Je fixe la porte, attendant patiemment depuis quatre heures que sa silhouette svelte la franchisse. Son bureau m'a toujours été interdit. Aujourd'hui, il m'appartient. En détournant le protocole de Mika, il m'a suffi d'exploiter les failles de la sécurité pour forcer l'entrée.

Désormais, assise à sa place pour la première fois, je ne me sens pas différente. Je me glisse dans la peau de Zelda, m'imprègne de son pouvoir autoritaire. Mais la rancœur me consume. Je réalise un peu tard que je ne peux pas lui ressembler. Je n'ai jamais pu.

Je reste moi, quoi qu'elle fasse.

La voix de Mika me parvient de façon étouffée. Zelda Call pénètre dans la maison, ses talons claquant d'assurance. Je l'entends remonter le couloir et s'immobiliser devant la porte déverrouillée.

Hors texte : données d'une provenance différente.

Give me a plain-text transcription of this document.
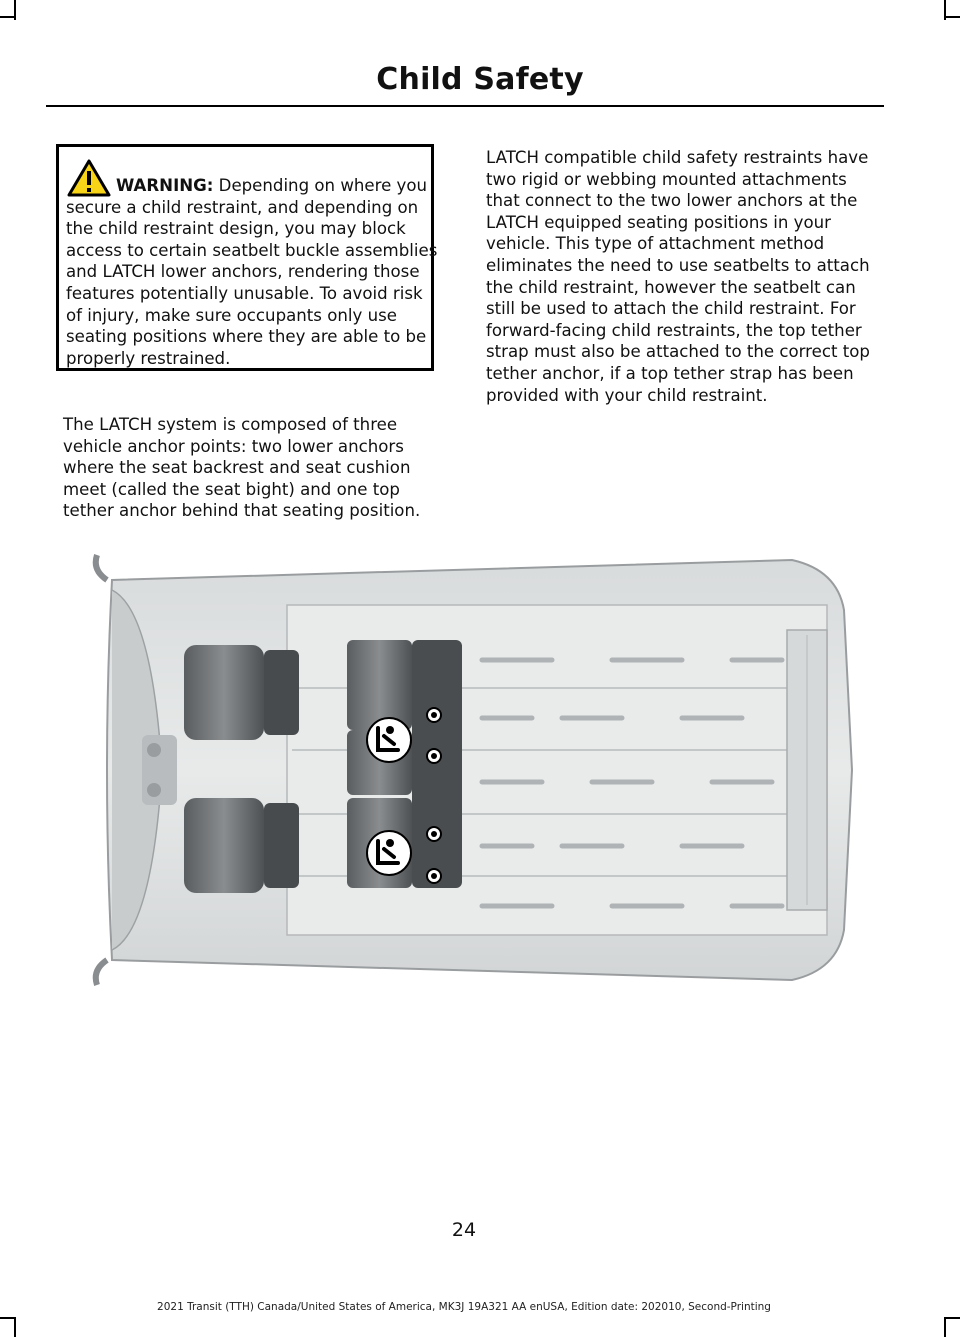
Child Safety
WARNING: Depending on where you secure a child restraint, and depending on the child restraint design, you may block access to certain seatbelt buckle assemblies and LATCH lower anchors, rendering those features potentially unusable. To avoid risk of injury, make sure occupants only use seating positions where they are able to be properly restrained.
The LATCH system is composed of three vehicle anchor points: two lower anchors where the seat backrest and seat cushion meet (called the seat bight) and one top tether anchor behind that seating position.
LATCH compatible child safety restraints have two rigid or webbing mounted attachments that connect to the two lower anchors at the LATCH equipped seating positions in your vehicle. This type of attachment method eliminates the need to use seatbelts to attach the child restraint, however the seatbelt can still be used to attach the child restraint. For forward-facing child restraints, the top tether strap must also be attached to the correct top tether anchor, if a top tether strap has been provided with your child restraint.
24
2021 Transit (TTH) Canada/United States of America, MK3J 19A321 AA enUSA, Edition date: 202010, Second-Printing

J'imagine la surprise sur son visage lisse. Ou ce qui se rapproche le plus de la surprise dans son indifférence calculée. Un sourcil haussé peut-être ?

Le battant se rétracte enfin. Ma mère apparaît, absolument majestueuse dans sa combinaison d'ivoire. Son serre-tête athénien maintient ses cheveux roux en place. Toujours parfaitement dosée. Parfaite. Comme d'habitude, sa prestance m'écrase, mais pour une fois, je ne me laisse pas impressionner.

Un rictus sévère étire ses lèvres quand elle m'aperçoit. À sa place.

—   Que fais-tu ici, Reyna ?

Son ton calme me surprend. Peut-être pense-t-elle que je suis toujours sous l'influence du triRégimol ? Elle dépose ses affaires sur la surface interactive, sans m'adresser un regard, me confinant dans mon insignifiance.

Mes doigts cessent tous mouvements.

—   Je vous attendais.

—   Tu aurais pu m'attendre dans le salon, réplique-t-elle avec ennui. Comment es-tu entrée ?

—   Il semblerait que je ne sois pas aussi stupide que vous le prétendez, Mère.

La Sénatrice stoppe finalement ses mouvements et deux billes froides se jettent sur moi avec la précision d'un sniper. Un violent coup d'œil comme avertissement silencieux.

—   Que t'ai-je déjà dit à propos du sarcasme ?

Un sinistre ricanement s'élève dans la pièce. Je ne reconnais pas ce gargouillement sec contre mes cordes vocales. Ni ma voix glaciale.

—   Asseyez-vous, Mère. Nous devons discuter.

Ses pupilles s'enflamment et m'entaillent doucement la peau. Elle reste debout.

—   Ton impertinence n'a rien d'amusant, se moque-t-elle sans me prendre au sérieux. Maintenant, sors d'ici. J'ai encore énormément d'affaires à régler.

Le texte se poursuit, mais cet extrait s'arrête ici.